The other part of the equation is measured performance. How do we know we are doing a better job if we do not measure what we do? We measure our trailing indicators, why not measure our leading indicators? Take safety inspections for example. If the expectations are measured, then the level of performance can be compared from one inspection to another. As an example, a company I worked for was very enthusiastic about golf, and we were very competitive about our scores. We set up our safety inspection program to reflect golf scoring. We used a checklist, but each item had a point value. Points were given for undesirable conditions or behaviors, and points were deducted for desirable conditions or behaviors; the goal was to have the lowest score. Here is an example of the point structure:
• plus 1 point – other than serious
• plus 2 points – serious
• plus 3 points – imminent danger
• plus double points for repeats from prior inspections
• minus points for desired status
The Plant Manager reviewed the results monthly at his staff meetings. This provided management attention to the conditions and safety behaviors within the plant department by department. Management’s attention drove the supervisors to ensure that corrective actions were implemented. Manager and supervisor attention led to improved conditions and the correction of unsafe behaviors. Improved conditions and behaviors resulted in a reduction in the number of loss incidents and near misses, thus improving the plant’s safety performance.
Similar focus can be applied to the overall risk management program. Many mistake this approach as a focus on compliance, but it is not. When assessing an entity’s management of risks, many of the activities and behaviors that drive good risk management go beyond compliance; compliance merely provides a base.
A comprehensive risk management assessment looks at all the risks and exposures and is not limited to workplace safety. Topic areas assessed include the practices involved in: OSHA compliance, early return-to-work, workers’ compensation claims management, emergency management and business continuity, liability claims management, contractual risk transfer, fleet safety and liability, and internal loss control.

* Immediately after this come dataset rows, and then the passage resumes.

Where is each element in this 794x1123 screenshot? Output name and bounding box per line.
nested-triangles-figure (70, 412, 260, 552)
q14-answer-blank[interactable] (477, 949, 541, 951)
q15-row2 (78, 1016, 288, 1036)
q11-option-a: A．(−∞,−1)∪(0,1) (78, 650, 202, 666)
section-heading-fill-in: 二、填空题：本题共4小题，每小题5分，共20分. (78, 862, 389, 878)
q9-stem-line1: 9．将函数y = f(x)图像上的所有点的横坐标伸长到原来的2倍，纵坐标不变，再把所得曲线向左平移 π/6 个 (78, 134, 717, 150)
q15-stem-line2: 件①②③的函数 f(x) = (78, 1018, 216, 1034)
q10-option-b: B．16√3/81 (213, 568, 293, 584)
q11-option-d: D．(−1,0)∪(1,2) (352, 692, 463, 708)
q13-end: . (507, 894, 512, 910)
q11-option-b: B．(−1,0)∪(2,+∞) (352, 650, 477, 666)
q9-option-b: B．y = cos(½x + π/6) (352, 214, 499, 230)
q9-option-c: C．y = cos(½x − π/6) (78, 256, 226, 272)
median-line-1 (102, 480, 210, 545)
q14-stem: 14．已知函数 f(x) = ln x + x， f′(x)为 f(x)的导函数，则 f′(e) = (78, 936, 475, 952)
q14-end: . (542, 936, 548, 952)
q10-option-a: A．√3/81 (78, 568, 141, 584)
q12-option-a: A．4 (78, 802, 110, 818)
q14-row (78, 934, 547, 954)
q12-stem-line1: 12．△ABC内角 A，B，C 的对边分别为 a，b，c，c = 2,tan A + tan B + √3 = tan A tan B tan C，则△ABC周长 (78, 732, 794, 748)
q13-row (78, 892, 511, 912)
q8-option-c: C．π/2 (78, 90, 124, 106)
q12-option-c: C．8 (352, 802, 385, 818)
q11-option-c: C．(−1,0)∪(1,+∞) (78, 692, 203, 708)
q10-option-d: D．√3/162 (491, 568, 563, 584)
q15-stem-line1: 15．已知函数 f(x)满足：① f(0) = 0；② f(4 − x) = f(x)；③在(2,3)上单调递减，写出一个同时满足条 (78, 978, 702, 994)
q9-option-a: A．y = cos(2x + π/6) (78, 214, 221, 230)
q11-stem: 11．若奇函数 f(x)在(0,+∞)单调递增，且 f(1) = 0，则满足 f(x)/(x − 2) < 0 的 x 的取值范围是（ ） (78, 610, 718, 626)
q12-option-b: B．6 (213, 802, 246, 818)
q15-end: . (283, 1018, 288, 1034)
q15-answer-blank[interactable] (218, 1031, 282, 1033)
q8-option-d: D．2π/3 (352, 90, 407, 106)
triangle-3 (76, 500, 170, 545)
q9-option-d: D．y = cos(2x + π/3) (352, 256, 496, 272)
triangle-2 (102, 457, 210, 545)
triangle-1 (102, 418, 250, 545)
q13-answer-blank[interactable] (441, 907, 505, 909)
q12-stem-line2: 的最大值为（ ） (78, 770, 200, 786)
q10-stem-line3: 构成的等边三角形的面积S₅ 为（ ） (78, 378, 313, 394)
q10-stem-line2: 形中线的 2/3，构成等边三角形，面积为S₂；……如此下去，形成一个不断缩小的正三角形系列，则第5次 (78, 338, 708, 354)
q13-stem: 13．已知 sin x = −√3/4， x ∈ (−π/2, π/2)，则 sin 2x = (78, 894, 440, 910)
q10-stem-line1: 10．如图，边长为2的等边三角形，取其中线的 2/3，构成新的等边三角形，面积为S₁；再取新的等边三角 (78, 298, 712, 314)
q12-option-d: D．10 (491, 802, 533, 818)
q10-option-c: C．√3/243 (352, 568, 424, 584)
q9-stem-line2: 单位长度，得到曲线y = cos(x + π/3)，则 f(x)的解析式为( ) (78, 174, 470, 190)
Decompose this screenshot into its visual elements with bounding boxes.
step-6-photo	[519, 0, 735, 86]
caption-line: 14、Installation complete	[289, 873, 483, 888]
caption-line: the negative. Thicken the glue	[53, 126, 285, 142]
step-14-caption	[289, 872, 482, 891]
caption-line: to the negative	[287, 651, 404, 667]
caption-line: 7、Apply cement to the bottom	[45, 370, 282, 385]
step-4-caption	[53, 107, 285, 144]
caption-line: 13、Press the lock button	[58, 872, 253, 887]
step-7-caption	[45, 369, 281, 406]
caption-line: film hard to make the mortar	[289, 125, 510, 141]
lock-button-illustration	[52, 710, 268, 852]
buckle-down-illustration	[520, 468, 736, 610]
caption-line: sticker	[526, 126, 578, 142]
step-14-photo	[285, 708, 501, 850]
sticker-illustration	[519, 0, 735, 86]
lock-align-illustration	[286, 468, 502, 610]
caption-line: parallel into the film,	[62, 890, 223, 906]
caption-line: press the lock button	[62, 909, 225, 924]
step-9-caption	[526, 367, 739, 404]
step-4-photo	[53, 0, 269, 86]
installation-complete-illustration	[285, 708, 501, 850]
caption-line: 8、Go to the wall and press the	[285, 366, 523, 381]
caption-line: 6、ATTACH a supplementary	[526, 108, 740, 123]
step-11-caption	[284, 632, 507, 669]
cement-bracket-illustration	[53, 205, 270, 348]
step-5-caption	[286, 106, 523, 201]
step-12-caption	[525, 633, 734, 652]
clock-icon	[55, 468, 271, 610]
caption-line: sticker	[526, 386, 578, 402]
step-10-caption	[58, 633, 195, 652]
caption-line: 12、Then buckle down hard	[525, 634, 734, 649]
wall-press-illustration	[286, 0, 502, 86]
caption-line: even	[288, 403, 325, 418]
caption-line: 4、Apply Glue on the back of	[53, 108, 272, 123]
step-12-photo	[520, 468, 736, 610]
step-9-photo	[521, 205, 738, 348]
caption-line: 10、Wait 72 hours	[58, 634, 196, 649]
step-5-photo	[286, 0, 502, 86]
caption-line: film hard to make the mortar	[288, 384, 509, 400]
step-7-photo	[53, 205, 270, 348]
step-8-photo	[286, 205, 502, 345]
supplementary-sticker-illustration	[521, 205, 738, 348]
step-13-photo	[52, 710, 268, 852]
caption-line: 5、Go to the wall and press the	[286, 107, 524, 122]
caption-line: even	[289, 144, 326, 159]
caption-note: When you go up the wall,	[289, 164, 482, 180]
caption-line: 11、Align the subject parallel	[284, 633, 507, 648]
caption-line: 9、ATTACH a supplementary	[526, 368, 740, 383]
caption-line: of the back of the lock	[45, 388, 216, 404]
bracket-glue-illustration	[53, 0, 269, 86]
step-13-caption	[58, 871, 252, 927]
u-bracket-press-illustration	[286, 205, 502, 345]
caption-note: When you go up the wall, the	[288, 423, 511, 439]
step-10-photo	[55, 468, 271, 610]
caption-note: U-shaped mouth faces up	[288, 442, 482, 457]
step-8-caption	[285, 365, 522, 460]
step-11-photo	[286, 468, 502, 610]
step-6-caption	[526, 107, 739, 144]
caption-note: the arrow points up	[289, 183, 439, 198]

Public entities also include practices associated with: fire department, street and sidewalk management, sewer management, police department, parks and recreation, and playground management.
When making the assessment, points can be allocated for levels of compliance with regulations and best practices. The assessment measures completeness of: written programs and procedures, employee training, incident investigations, routine inspections, use of standardized forms, follow-up procedures, management oversight procedures, and safety performance appraisal.
Measuring performance of leading indicators provides entities with the ability to establish improvement plans based on SMART goals. Specific, measurable, attainable, realistic, and timely goals set a roadmap that eliminates confusion and sets expectations. Trailing indicators can still play a part in reporting program results. But leading indicators can drive a risk management program to improvement.